Inilah modal sosial dan spiritual yang tidak bisa dibeli dengan lobi semalam atau konsensus elite sesaat.
NU bukan sekadar organisasi. Ia adalah peradaban yang tumbuh dari tanah pesantren, dari majlis taklim di sudut-sudut kampung, dari doa-doa qunut yang dibisikkan di subuh hari, dari tradisi tahlil yang menyatukan keluarga lintas generasi. Mereka yang lahir dan besar dalam ekosistem ini memiliki kepekaan yang tidak dimiliki oleh mereka yang hanya membacanya dari laporan organisasi atau disertasi akademik.
Gus Yusuf Chodari adalah bagian dari ekosistem itu, bukan pengamat dari luarnya. Berbicara soal Gus Yusuf Chodari tidak bisa dilepaskan dari genealogi ideologis yang beliau emban, yakni ideologi yang sejalan dengan apa yang diperjuangkan oleh KH. Abdurrahman Wahid atau yang lebih akrab disapa Gus Dur.
Gus Dur adalah raksasa intelektual yang merumuskan NU bukan hanya sebagai kumpulan ritual keagamaan, tetapi sebagai agen transformasi sosial, penjaga demokrasi, dan benteng pluralisme.

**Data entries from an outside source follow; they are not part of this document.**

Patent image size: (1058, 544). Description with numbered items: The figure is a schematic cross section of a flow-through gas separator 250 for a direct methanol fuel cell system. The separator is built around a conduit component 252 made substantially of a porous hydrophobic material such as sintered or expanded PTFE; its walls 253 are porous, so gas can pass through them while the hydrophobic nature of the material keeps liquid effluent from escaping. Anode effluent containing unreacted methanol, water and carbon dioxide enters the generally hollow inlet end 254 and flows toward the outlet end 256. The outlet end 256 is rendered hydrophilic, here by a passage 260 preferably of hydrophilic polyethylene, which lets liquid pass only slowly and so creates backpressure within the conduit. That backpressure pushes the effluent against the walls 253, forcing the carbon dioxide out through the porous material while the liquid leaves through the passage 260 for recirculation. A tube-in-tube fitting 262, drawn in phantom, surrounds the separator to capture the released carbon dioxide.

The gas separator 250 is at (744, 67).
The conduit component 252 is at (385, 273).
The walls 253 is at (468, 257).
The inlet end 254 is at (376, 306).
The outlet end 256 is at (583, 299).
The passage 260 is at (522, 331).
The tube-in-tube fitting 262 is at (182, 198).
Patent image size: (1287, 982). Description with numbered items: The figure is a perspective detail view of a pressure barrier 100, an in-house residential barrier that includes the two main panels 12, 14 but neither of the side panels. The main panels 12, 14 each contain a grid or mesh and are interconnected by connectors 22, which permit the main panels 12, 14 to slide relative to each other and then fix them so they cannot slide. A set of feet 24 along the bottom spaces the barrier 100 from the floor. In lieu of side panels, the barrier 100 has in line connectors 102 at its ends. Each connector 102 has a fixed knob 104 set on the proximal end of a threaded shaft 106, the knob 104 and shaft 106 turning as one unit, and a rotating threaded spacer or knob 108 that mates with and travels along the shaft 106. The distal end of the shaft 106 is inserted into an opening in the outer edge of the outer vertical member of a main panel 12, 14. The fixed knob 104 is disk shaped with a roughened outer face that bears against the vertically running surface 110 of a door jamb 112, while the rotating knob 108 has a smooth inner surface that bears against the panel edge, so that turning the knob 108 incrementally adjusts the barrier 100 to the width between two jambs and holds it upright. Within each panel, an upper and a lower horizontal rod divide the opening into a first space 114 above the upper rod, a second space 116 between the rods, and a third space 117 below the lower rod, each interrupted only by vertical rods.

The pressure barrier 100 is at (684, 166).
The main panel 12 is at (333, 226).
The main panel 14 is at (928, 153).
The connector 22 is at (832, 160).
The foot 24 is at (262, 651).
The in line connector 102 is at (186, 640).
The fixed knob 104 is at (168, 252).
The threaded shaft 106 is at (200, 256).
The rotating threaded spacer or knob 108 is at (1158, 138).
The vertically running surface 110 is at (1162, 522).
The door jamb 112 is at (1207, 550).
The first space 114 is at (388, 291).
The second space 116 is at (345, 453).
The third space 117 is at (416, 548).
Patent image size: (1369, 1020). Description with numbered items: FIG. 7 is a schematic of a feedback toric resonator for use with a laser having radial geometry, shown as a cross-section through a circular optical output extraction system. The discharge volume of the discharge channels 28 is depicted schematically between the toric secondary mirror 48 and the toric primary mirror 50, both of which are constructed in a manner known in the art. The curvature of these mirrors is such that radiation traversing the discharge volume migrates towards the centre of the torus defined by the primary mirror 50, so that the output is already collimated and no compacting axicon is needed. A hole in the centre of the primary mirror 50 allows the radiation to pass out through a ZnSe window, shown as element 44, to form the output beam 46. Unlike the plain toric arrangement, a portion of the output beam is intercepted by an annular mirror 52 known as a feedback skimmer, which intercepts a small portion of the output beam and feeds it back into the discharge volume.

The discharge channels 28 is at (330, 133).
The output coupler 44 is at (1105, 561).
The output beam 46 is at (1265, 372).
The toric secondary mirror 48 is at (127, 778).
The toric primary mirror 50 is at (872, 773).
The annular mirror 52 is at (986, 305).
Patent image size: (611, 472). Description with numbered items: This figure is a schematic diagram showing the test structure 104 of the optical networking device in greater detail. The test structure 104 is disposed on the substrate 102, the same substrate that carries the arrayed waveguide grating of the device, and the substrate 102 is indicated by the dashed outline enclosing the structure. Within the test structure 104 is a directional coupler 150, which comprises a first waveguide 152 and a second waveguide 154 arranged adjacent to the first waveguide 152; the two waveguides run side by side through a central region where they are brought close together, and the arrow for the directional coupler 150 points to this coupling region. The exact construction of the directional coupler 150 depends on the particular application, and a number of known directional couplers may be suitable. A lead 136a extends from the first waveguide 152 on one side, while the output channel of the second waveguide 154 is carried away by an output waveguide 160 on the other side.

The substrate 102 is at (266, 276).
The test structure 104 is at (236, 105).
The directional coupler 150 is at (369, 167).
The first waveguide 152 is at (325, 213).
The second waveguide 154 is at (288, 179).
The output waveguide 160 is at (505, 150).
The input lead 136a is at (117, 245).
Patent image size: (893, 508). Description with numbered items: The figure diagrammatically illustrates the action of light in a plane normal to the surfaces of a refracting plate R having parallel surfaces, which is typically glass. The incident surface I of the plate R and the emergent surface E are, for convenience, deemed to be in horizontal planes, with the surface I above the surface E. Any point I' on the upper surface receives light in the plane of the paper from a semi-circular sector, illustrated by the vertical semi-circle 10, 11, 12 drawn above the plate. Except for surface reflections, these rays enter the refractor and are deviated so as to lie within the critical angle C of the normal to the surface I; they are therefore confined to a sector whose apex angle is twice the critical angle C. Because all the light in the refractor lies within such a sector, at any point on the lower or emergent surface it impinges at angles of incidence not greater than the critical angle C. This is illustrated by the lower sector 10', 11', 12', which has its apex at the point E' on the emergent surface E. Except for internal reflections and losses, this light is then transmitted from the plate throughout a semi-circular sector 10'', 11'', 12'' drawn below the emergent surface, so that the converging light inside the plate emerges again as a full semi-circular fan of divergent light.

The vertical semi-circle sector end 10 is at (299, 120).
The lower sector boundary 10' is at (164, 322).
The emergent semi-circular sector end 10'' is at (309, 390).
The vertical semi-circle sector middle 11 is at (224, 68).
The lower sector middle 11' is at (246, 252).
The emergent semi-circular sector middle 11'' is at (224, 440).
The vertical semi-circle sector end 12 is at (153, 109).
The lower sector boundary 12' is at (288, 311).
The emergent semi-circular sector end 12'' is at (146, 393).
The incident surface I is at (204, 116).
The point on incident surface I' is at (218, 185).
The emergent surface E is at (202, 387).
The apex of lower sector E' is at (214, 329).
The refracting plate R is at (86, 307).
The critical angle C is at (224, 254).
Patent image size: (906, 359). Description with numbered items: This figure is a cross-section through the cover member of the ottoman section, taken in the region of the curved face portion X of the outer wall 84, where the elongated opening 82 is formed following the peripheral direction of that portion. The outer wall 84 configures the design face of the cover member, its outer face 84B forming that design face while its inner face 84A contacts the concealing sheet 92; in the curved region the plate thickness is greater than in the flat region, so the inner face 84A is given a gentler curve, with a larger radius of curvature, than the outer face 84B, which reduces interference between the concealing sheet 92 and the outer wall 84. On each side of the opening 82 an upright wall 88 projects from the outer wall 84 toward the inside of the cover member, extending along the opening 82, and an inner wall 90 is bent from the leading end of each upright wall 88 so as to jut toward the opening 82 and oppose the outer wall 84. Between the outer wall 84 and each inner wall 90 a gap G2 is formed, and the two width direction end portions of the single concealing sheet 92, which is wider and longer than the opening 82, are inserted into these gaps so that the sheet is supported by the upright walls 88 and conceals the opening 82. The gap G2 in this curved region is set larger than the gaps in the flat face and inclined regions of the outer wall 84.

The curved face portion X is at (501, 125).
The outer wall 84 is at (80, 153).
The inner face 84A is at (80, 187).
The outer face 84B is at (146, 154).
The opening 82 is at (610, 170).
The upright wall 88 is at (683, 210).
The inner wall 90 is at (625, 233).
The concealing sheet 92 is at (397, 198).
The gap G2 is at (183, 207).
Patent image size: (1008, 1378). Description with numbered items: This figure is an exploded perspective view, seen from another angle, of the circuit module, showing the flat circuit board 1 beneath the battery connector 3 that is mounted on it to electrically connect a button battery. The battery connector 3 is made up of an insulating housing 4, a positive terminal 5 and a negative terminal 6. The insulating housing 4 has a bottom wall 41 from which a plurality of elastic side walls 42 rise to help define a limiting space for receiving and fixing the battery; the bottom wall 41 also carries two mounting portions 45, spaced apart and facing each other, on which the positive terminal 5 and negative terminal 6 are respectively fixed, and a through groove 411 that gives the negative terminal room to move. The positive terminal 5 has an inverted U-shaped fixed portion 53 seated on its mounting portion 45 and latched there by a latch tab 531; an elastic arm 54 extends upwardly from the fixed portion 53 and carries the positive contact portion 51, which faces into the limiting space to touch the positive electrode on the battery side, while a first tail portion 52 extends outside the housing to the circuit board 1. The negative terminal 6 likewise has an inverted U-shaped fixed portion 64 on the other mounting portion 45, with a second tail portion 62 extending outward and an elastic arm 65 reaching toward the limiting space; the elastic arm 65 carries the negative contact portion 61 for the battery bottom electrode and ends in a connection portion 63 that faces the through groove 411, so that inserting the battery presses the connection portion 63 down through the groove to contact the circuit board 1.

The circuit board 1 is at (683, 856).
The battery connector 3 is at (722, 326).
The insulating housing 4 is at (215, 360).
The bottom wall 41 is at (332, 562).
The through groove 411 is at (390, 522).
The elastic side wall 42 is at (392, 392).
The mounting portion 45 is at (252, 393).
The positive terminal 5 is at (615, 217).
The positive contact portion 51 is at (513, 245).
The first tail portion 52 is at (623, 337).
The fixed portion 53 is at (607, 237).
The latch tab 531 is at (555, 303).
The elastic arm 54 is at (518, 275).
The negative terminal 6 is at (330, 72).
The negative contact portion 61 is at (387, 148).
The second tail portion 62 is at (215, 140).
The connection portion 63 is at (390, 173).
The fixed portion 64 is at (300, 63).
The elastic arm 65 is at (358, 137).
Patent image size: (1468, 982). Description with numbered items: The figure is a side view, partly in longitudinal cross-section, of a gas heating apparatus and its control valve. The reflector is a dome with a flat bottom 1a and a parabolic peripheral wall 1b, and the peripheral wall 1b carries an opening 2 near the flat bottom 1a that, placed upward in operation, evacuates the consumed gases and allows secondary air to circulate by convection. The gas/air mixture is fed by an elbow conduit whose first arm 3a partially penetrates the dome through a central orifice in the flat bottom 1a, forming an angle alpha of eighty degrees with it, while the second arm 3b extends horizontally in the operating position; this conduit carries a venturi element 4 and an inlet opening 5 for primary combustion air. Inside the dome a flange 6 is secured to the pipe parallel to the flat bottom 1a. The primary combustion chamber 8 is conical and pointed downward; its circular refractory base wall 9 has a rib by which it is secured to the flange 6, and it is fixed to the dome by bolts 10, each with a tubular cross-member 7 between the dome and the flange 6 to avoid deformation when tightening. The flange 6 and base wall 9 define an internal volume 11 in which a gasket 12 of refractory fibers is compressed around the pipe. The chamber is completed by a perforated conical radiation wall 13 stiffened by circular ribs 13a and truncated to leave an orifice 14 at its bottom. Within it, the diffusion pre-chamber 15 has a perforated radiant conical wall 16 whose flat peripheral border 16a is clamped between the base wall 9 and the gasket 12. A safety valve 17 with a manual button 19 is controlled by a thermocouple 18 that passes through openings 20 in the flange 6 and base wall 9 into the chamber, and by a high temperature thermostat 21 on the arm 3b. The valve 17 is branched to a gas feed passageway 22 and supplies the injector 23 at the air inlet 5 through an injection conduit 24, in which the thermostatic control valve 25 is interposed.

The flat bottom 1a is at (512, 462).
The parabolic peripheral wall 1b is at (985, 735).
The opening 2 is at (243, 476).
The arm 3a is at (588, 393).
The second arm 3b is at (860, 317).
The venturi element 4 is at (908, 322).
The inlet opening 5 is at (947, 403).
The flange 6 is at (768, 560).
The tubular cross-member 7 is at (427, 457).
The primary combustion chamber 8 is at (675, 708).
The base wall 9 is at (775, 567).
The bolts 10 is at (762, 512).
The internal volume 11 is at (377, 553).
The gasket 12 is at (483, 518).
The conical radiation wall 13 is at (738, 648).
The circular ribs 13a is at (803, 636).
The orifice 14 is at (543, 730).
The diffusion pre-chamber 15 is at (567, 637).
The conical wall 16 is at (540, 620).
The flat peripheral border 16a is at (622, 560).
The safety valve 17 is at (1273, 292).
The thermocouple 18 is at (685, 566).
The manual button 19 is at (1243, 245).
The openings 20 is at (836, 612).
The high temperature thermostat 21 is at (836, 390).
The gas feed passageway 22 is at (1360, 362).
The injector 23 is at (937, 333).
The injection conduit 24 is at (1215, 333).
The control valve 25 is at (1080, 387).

Warisan itu bukan warisan yang mudah dipikul, namun Gus Yusuf Chodari hadir dengan bekal yang memadai untuk meneruskannya.
Ideologi Gus Dur yang menjadi ruh perjuangan Gus Yusuf Chodari berdiri di atas tiga tiang utama: kemanusiaan universal, keadilan sosial, dan kebebasan berpikir dalam bingkai ahlussunnah wal jamaah.
Gus Dur pernah berkata bahwa tidak ada yang lebih penting dari kemanusiaan, bahkan agama pun hadir untuk melayani manusia, bukan sebaliknya. Ketika prinsip ini menjadi kompas seorang pemimpin NU, maka organisasi itu tidak akan terjebak menjadi alat kekuasaan sempit atau instrumen politik pragmatis yang mengkhianati rakyat kecil yang justru menjadi tulang punggungnya.
Salah satu krisis terdalam yang tengah dihadapi NU hari ini adalah krisis identitas. Ada kesan yang semakin menguat di berbagai kalangan bahwa PBNU era terakhir terlampau dekat dengan kekuasaan politik praktis sehingga wajah kemandirian organisasi menjadi kabur.
NU yang seharusnya menjadi kritikus konstruktif bagi negara justru kerap tampak sebagai perpanjangan tangan rezim. Ketegangan antara fungsi organisasi keagamaan sebagai moral force dengan godaan menjadi power broker inilah yang membutuhkan pemimpin dengan prinsip yang kokoh dan tidak mudah goyah oleh kalkulasi pragmatis.
Gus Yusuf Chodari, dengan platform ideologis yang berakar pada tradisi Gus Dur, menawarkan jawaban atas krisis identitas tersebut. Pemimpin yang memahami bahwa NU harus tetap menjadi milik umat, bukan milik elite, adalah pemimpin yang akan mengembalikan marwah organisasi ini kepada fitrah aslinya.
Fitrah yang dikodifikasikan oleh para pendiri NU seperti KH. Hasyim Asy'ari dan KH. Wahab Chasbullah: bahwa organisasi ini lahir untuk mengangkat harkat kaum nahdliyyin yang selama ini berada di strata paling bawah piramida sosial.
Problematika NU hari ini juga menyentuh persoalan kaderisasi yang semakin melemah. Generasi muda NU yang jumlahnya luar biasa besar itu tidak mendapatkan kanal pengembangan yang memadai.
Mereka tercerabut dari akar tradisi pesantren, namun juga tidak dibekali dengan kerangka berpikir yang cukup untuk menghadapi dunia modern yang penuh turbulensi ideologis.
Akibatnya, banyak anak muda NU yang terlibrik oleh gerakan-gerakan transnasional yang justru bertentangan dengan nilai-nilai ahlussunnah wal jamaah an-nahdliyah. Ini adalah kebocoran besar yang harus segera ditambal oleh siapapun yang akan memimpin PBNU. Dalam konteks inilah sosok yang menghayati tradisi intelektual Gus Dur memiliki relevansi tinggi.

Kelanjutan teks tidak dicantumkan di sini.